I’d build a room of tunes and wallpaper it with every song we’ve ever shared with those we’ve loved, and I’d sing in it. I’d sing of pain and misery, of beautiful moments and intimate memories. I’d sing of happiness and laughter, of heartbreak and tears, but mostly I’d sing of loss.
We lose so much with love. Our futures, of course. And our hearts. Sometimes our minds and memories.
But must love take our songs as well? That’s just cruel.
I often stare at the wall and wonder if old lovers listen to our music. Do they still recite our lyrics or remember our rhythms? What happens when they sway to a previous lover’s dance or share a new lover’s earbuds? What happens when they’ve sold their cassette player in a garage sale and all the mixtapes we made them unspool in a shoebox? Do they still hear our songs?
Do we?
Can we listen again and hear the same song in the same way with the same feeling? Once we’ve shared it, can we ever take it back? Can we sing along despite the loss or echo the sentiment of simpler times?
I think not.
When we share a song, we give it away. No matter how long it might have been ours, it now belongs to us, even if us is no longer a functioning entity. And we’ll despair that “functioning entity” is a horribly unpoetic phrase, and it would never work in a song, but, even while we’re lamenting a song’s loss, our unlyrical minds may commandeer our fingers… But we digress.

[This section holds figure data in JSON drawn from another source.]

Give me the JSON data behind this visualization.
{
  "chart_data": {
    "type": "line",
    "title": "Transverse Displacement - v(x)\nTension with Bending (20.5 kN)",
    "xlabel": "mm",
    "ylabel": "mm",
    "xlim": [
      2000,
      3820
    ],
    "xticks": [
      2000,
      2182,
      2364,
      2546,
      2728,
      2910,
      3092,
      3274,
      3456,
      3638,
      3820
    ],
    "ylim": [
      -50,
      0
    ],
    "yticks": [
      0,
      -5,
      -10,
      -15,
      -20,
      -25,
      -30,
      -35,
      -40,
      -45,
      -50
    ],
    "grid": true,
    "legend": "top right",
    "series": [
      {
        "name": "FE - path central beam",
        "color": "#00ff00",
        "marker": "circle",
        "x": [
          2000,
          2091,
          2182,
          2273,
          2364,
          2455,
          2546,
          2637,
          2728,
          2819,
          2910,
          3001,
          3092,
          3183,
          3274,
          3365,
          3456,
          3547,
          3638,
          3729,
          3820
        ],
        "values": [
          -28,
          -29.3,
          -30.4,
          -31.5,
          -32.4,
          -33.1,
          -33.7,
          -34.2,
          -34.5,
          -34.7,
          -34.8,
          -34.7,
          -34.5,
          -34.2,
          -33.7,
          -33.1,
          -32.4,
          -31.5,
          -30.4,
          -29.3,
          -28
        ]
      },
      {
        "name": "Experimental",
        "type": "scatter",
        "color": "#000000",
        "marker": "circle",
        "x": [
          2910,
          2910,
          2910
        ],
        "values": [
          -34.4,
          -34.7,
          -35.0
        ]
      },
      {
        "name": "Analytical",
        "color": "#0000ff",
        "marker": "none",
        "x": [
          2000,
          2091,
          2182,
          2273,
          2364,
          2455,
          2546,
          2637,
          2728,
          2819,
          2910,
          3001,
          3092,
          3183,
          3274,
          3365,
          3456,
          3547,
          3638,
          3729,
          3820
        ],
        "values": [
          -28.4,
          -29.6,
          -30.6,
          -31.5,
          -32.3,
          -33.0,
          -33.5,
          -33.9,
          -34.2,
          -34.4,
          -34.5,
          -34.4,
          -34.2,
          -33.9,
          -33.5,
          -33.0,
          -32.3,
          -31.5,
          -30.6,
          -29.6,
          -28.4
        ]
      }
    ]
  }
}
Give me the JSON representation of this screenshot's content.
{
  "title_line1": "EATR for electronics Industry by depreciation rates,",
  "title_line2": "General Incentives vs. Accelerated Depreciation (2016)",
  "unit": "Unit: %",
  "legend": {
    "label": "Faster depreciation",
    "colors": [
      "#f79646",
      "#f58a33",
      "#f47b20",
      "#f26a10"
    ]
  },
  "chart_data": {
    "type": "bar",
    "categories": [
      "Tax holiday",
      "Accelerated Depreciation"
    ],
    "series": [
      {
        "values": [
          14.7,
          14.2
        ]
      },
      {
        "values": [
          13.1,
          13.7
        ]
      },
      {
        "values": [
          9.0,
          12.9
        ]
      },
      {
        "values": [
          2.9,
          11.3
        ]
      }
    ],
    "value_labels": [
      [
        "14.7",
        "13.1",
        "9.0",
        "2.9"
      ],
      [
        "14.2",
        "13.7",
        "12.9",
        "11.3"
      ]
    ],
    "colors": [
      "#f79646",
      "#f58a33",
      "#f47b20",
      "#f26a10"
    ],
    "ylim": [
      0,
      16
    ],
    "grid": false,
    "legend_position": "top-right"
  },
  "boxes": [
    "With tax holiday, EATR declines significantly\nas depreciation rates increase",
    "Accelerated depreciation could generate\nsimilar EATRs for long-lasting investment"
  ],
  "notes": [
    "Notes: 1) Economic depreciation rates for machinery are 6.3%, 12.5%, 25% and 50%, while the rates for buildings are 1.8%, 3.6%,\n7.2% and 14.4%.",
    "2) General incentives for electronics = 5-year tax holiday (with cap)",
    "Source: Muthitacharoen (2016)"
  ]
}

When we give a song away, when we wallpaper it to a certain romantic era, when we tie it like a ribbon to another’s soul or hang it on another human’s hook, can we ever have it back?
Or is it lost forever? And if it’s lost, are we not lost as well?
And at what point do we tire of losing?
At what point do we stop playing the game?
Autumn is upon us. There are so many songs of autumns past. So many songs, as Elton sang, that said so much. So many parts of ourselves given away to those who, if they haven’t already, will one day wallpaper over our memories with newer songs from newer loves.
I, for one, am tired of losing. I’m weary of playing the game. I’m sad for the songs lost and the loves gone, the efforts and the smiles and the comfy coffee moments that, to put it musically with a phrase I’ll never use properly, poco a poco dimmuendo, only to crescendo in heartbreaking moments of breathless recollection.
That wasn’t very musical. That’s why I began with, “If I could sing…”
Yet I will sing a song for lost songs. And even that song, too, will one day be scraped off time’s wall with a rusty razor blade.
Because songs die like Autumn leaves. As do memories. As, I fear, does love.